Pervasip Corp. (OTCPK: PVSP) is spinning off its cannabis company Artizen after struggling to get the financing it needed. Pervasip acquired Artizen in September 2021 when its share prices were higher and the company secured a $3 million preferred equity financing on fixed price conversion terms. However, CEO German Burtscher said in a letter to shareholders that an equity infusion was still needed and hoped that by spinning Artizen out to the OTC Market Place, it could justify a valuation of $50 million.
The company said it would post audited financials post Artizen spin-out and begin the process of uplisting to OTCQB. Pervasip said Washington-based Artizen had sales of $15 million in 2022.
Pervasip said that during 2022, it managed to rationalize the business of Artizen by cutting costs, adding to its executive team, and expanding its premium brand collection.

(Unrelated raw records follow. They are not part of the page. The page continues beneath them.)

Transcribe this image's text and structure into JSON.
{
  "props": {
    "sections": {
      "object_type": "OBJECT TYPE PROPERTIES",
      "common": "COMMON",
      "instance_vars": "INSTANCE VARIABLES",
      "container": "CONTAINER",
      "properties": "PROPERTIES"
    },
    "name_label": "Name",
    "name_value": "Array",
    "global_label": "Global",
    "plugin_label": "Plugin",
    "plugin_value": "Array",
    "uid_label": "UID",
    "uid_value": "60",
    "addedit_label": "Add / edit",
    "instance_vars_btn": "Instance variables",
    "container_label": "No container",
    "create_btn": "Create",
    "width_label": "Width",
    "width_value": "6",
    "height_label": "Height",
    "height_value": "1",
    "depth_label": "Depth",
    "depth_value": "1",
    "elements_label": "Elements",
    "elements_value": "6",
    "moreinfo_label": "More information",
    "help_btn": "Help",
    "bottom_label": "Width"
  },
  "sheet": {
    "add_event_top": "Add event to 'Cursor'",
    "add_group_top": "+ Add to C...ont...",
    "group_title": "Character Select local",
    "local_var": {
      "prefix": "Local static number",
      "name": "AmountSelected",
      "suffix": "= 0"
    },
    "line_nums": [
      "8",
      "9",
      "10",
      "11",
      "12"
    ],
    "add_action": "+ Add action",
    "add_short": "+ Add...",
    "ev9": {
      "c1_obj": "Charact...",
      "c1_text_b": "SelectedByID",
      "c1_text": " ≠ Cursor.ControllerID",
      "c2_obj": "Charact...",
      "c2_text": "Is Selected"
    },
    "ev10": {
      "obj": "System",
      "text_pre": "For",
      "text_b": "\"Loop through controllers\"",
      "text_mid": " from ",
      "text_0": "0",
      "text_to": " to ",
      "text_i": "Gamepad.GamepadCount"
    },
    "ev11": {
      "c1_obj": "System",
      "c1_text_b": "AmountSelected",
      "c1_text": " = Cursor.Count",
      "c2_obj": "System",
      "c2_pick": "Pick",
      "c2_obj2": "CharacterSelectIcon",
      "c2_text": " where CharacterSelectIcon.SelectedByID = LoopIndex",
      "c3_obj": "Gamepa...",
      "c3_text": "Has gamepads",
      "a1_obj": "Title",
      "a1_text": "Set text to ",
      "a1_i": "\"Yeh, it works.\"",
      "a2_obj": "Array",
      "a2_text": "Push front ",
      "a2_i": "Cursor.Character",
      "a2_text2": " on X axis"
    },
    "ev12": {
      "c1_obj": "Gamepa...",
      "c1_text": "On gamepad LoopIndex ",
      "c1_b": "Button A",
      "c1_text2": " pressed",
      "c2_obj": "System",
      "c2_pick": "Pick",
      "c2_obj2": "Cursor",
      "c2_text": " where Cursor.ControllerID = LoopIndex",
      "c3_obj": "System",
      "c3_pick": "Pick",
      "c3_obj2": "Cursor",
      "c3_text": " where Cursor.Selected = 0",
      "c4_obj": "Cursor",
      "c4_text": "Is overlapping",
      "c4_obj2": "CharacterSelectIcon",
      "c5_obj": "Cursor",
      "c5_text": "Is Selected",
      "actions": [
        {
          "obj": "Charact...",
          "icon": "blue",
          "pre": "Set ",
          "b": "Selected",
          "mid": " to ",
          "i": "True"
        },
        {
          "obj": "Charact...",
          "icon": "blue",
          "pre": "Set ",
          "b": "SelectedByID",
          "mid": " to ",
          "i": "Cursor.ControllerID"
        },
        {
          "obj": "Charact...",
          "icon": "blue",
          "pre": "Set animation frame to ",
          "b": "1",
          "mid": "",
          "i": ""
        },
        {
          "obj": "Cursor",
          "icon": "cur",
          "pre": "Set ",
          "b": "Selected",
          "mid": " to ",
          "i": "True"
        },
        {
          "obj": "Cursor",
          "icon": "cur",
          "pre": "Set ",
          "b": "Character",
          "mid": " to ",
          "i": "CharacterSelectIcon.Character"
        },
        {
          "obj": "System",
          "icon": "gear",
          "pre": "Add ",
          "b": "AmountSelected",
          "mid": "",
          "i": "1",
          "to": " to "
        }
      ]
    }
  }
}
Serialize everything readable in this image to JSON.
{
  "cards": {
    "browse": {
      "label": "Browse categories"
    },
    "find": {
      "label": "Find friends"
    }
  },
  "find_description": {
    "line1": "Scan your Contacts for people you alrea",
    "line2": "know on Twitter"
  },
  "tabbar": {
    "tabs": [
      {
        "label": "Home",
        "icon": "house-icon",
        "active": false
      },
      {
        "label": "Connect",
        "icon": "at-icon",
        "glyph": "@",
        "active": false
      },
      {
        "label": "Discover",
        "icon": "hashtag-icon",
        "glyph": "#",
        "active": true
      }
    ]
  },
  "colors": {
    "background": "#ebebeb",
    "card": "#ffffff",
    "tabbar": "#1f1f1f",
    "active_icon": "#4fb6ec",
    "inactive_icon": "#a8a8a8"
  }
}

The company said it identified growth opportunities for licensed wholesale and retail operations in Washington and several other states to establish Artizen as a vertically integrated multi-state operator.
While Pervasip couldn’t get the financing it wanted, the company did say that it was able to complete $2 million in non-dilutive financing during 2022 and kept new common stock dilution to less than 10% of Pervasip’s outstanding common shares.
Artizen Spin-Out Details
The letter to shareholders stated, “Critically, and in contrast to Pervasip’s current capital structure, the structure of the spin-out transaction will not include convertible securities of any kind, and it will result in Artizen having 100,000,000 fully diluted issued and outstanding common shares upon completion. 15,000,000 of those shares will be distributed to Pervasip’s common shareholders of record on the record date of the spin-out transaction. The remaining 85,000,000 shares will be issued to Pervasip’s preferred shareholders of record as of the same date.”
It went on to say, “While Pervasip common shareholders of record at the spin-out closing date will collectively receive 15% of Artizen’s common shares in addition to keeping their existing Pervasip common shares, Pervasip’s Series K preferred stock will be restructured immediately after completing the Artizen spin-out to reduce the applicable conversion rights from 85% of Pervasip’s fully diluted issued and outstanding stock to 20%. Importantly, that 20% then will also absorb the full impact of all other Pervasip convertible equity and debt securities. As a result, in addition to receiving 15% of Artizen in the spin-out transaction, Pervasip’s common shareholders will collectively hold 80% of Pervasip’s fully diluted shares immediately after the spin-out transaction instead of the current 15%.”
Despite the lack of financing success at Artizen, Pervasip said it was continuing to look at other acquisitions.
Water Focus
The letter stated, “After months of careful research and analysis, we have determined that there are extraordinary highly profitable opportunities in water, including remarkable new technologies to improve pre-existing water production methods, and acquiring, rolling up, and upgrading existing cash flow producing water production assets. Further, while cannabis cultivation is certainly a target channel for commercialization of new water production technologies and methods, the market is far larger.”
Bertscher wrote, “Our focus at the new Pervasip after the Artizen spin-out will therefore be on (1) negotiating acquisitions for a select set of sufficiently commercial technologies and cash flow producing assets, (2) providing initial capital to build projects based on those technologies and assets, (3) acquiring the management, technical staff, and other personnel needed to operate and grow with those assets, and (4) yes, renaming the company to better reflect Pervasip’s new mission.”